Oggetto di discussione della tavola rotonda finale la recente consultazione di Agcom volta all'integrazione degli influencer fra i soggetti regolamentati nel "Testo Unico dei servizi di media-audiovisivi". Si sono confrontati sul tema Vincenzo Guggino, Segretario generale IAP, Irene Parenti, Global Strategic Marketing Italian and French Icons & IP Managing Counsel di Campari Group, Raffaele Pastore, Direttore generale UPA, e Paolina Testa, Partner studio FTCC.

In rappresentanza del mondo dei creator sono saliti sul palco Riccardo De Marco (Il Dena di Geopop), Massimo Novati (Mocho), Alessia Quitadamo e Giuseppe Mattia Lunetto (The Quinetto's). 

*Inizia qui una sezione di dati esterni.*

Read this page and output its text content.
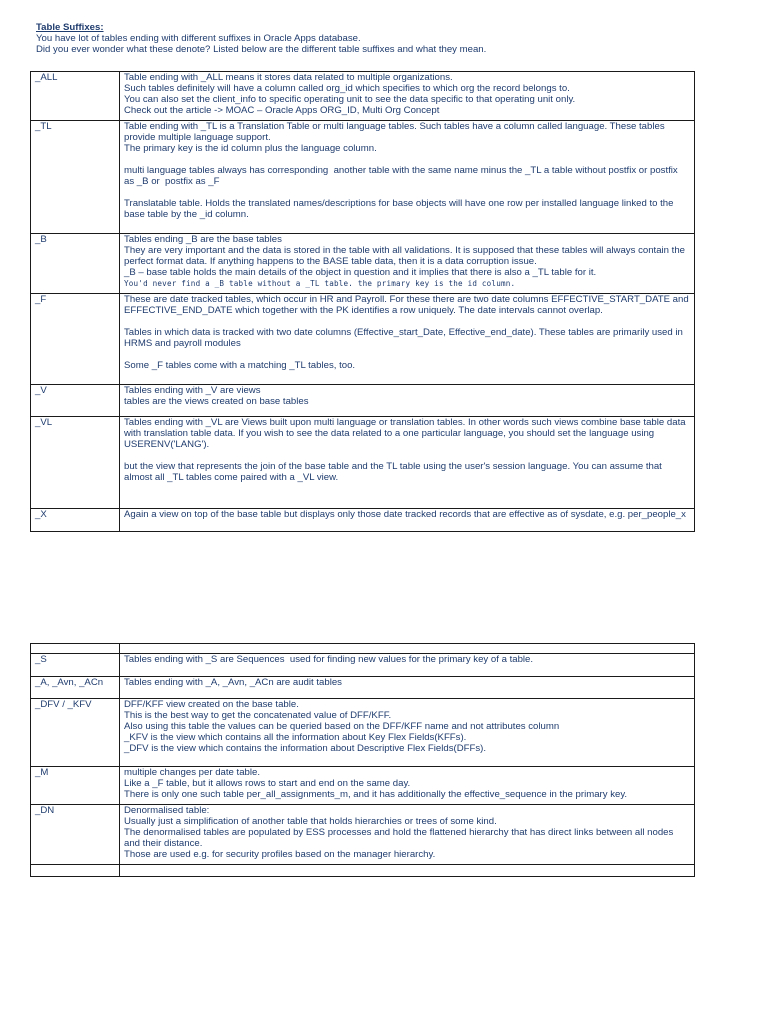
Table Suffixes:
You have lot of tables ending with different suffixes in Oracle Apps database.
Did you ever wonder what these denote? Listed below are the different table suffixes and what they mean.
_ALL	Table ending with _ALL means it stores data related to multiple organizations.
Such tables definitely will have a column called org_id which specifies to which org the record belongs to.
You can also set the client_info to specific operating unit to see the data specific to that operating unit only.
Check out the article -> MOAC – Oracle Apps ORG_ID, Multi Org Concept

_TL	Table ending with _TL is a Translation Table or multi language tables. Such tables have a column called language. These tables provide multiple language support.
The primary key is the id column plus the language column.
multi language tables always has corresponding  another table with the same name minus the _TL a table without postfix or postfix as _B or  postfix as _F
Translatable table. Holds the translated names/descriptions for base objects will have one row per installed language linked to the base table by the _id column.

_B	Tables ending _B are the base tables
They are very important and the data is stored in the table with all validations. It is supposed that these tables will always contain the perfect format data. If anything happens to the BASE table data, then it is a data corruption issue.
_B – base table holds the main details of the object in question and it implies that there is also a _TL table for it.
You'd never find a _B table without a _TL table. the primary key is the id column.

_F	These are date tracked tables, which occur in HR and Payroll. For these there are two date columns EFFECTIVE_START_DATE and EFFECTIVE_END_DATE which together with the PK identifies a row uniquely. The date intervals cannot overlap.
Tables in which data is tracked with two date columns (Effective_start_Date, Effective_end_date). These tables are primarily used in HRMS and payroll modules
Some _F tables come with a matching _TL tables, too.

_V	Tables ending with _V are views
tables are the views created on base tables

_VL	Tables ending with _VL are Views built upon multi language or translation tables. In other words such views combine base table data with translation table data. If you wish to see the data related to a one particular language, you should set the language using USERENV('LANG').
but the view that represents the join of the base table and the TL table using the user's session language. You can assume that almost all _TL tables come paired with a _VL view.

_X	Again a view on top of the base table but displays only those date tracked records that are effective as of sysdate, e.g. per_people_x

_S	Tables ending with _S are Sequences  used for finding new values for the primary key of a table.

_A, _Avn, _ACn	Tables ending with _A, _Avn, _ACn are audit tables

_DFV / _KFV	DFF/KFF view created on the base table.
This is the best way to get the concatenated value of DFF/KFF.
Also using this table the values can be queried based on the DFF/KFF name and not attributes column
_KFV is the view which contains all the information about Key Flex Fields(KFFs).
_DFV is the view which contains the information about Descriptive Flex Fields(DFFs).

_M	multiple changes per date table.
Like a _F table, but it allows rows to start and end on the same day.
There is only one such table per_all_assignments_m, and it has additionally the effective_sequence in the primary key.

_DN	Denormalised table:
Usually just a simplification of another table that holds hierarchies or trees of some kind.
The denormalised tables are populated by ESS processes and hold the flattened hierarchy that has direct links between all nodes and their distance.
Those are used e.g. for security profiles based on the manager hierarchy.
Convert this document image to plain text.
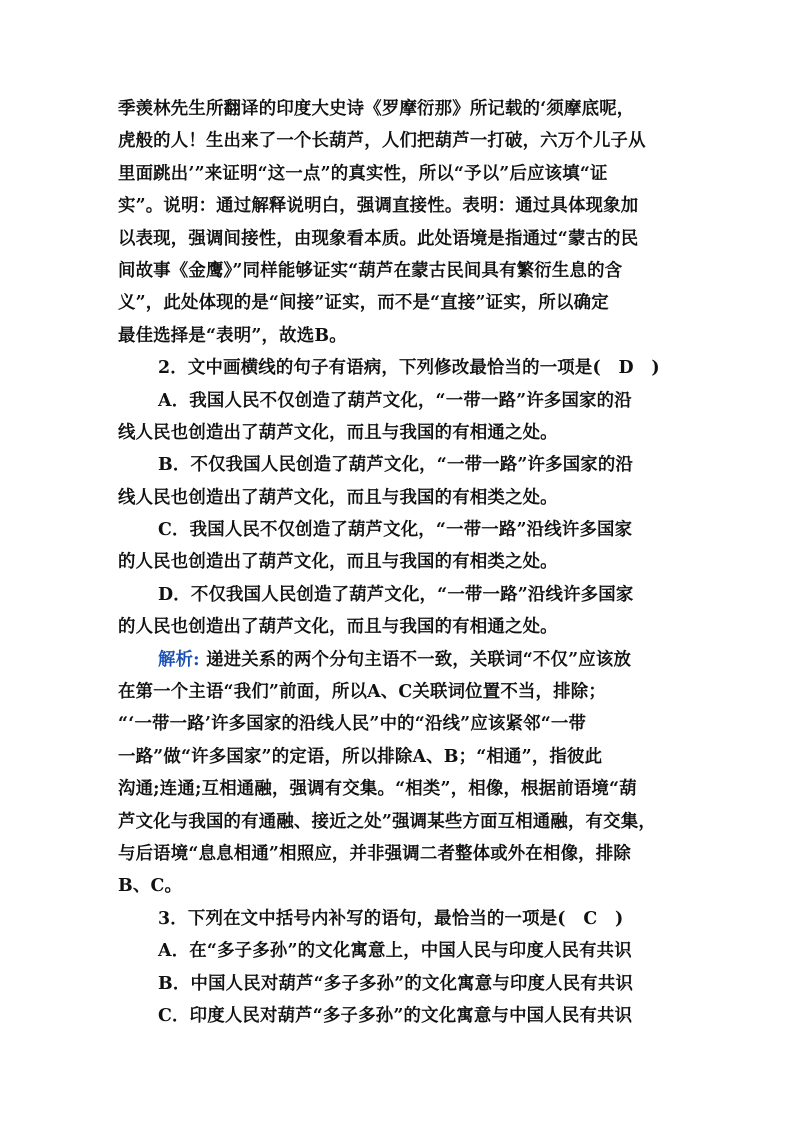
季羡林先生所翻译的印度大史诗《罗摩衍那》所记载的‘须摩底呢，
虎般的人！生出来了一个长葫芦，人们把葫芦一打破，六万个儿子从
里面跳出’”来证明“这一点”的真实性，所以“予以”后应该填“证
实”。说明：通过解释说明白，强调直接性。表明：通过具体现象加
以表现，强调间接性，由现象看本质。此处语境是指通过“蒙古的民
间故事《金鹰》”同样能够证实“葫芦在蒙古民间具有繁衍生息的含
义”，此处体现的是“间接”证实，而不是“直接”证实，所以确定
最佳选择是“表明”，故选B。
2．文中画横线的句子有语病，下列修改最恰当的一项是(　D　)
A．我国人民不仅创造了葫芦文化，“一带一路”许多国家的沿
线人民也创造出了葫芦文化，而且与我国的有相通之处。
B．不仅我国人民创造了葫芦文化，“一带一路”许多国家的沿
线人民也创造出了葫芦文化，而且与我国的有相类之处。
C．我国人民不仅创造了葫芦文化，“一带一路”沿线许多国家
的人民也创造出了葫芦文化，而且与我国的有相类之处。
D．不仅我国人民创造了葫芦文化，“一带一路”沿线许多国家
的人民也创造出了葫芦文化，而且与我国的有相通之处。
解析: 递进关系的两个分句主语不一致，关联词“不仅”应该放
在第一个主语“我们”前面，所以A、C关联词位置不当，排除；
“‘一带一路’许多国家的沿线人民”中的“沿线”应该紧邻“一带
一路”做“许多国家”的定语，所以排除A、B；“相通”，指彼此
沟通;连通;互相通融，强调有交集。“相类”，相像，根据前语境“葫
芦文化与我国的有通融、接近之处”强调某些方面互相通融，有交集，
与后语境“息息相通”相照应，并非强调二者整体或外在相像，排除
B、C。
3．下列在文中括号内补写的语句，最恰当的一项是(　C　)
A．在“多子多孙”的文化寓意上，中国人民与印度人民有共识
B．中国人民对葫芦“多子多孙”的文化寓意与印度人民有共识
C．印度人民对葫芦“多子多孙”的文化寓意与中国人民有共识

Aurora Cavallo (Cooker Girl), creator di Giallozafferano e co-founder di Zenzero Talent Agency, è stata protagonista di un momento di showcooking durante il lunch, con la presentazione del libro "Storie di cucina" edito da Mondadori Electa.

Sassoli: «Fiduciosi sul futuro»

"Gli influencer crescono, come raccolta pubblicitaria, più della media di tutto il mercato: è una crescita a forma di imbuto rovesciato che si concentra su un nucleo forte e poi si polverizza in una galassia in cui c'è un continuo ricambio. Quindi possiamo dire che questo dinamismo ci rende fiduciosi sul futuro", ha dichiarato Lorenzo Sassoli de Bianchi, presidente di UPA, in apertura dei lavori.

"Per chi gestisce le marche è importante un maggiore controllo sugli influencer e allo stesso tempo dobbiamo tenere in conto quella velata protesta che riguarda una sovresposizione alla pubblicità. I social agiscono secondo un meccanismo d'impulso riflettente, il follower si attende una ricompensa. Ecco: la pubblicità deve essere una sorta di ricompensa, un elemento di soddisfazione. Per tali motivi questo mercato deve oggi confrontarsi con l'attenzione manifestata da parte dell'Agcom che ha indetto di recente una consultazione pubblica per valutare l'integrazione degli influencer nel quadro di riferimento legislativo che regola tutti i soggetti del mercato della comunicazione", ha concluso Sassoli.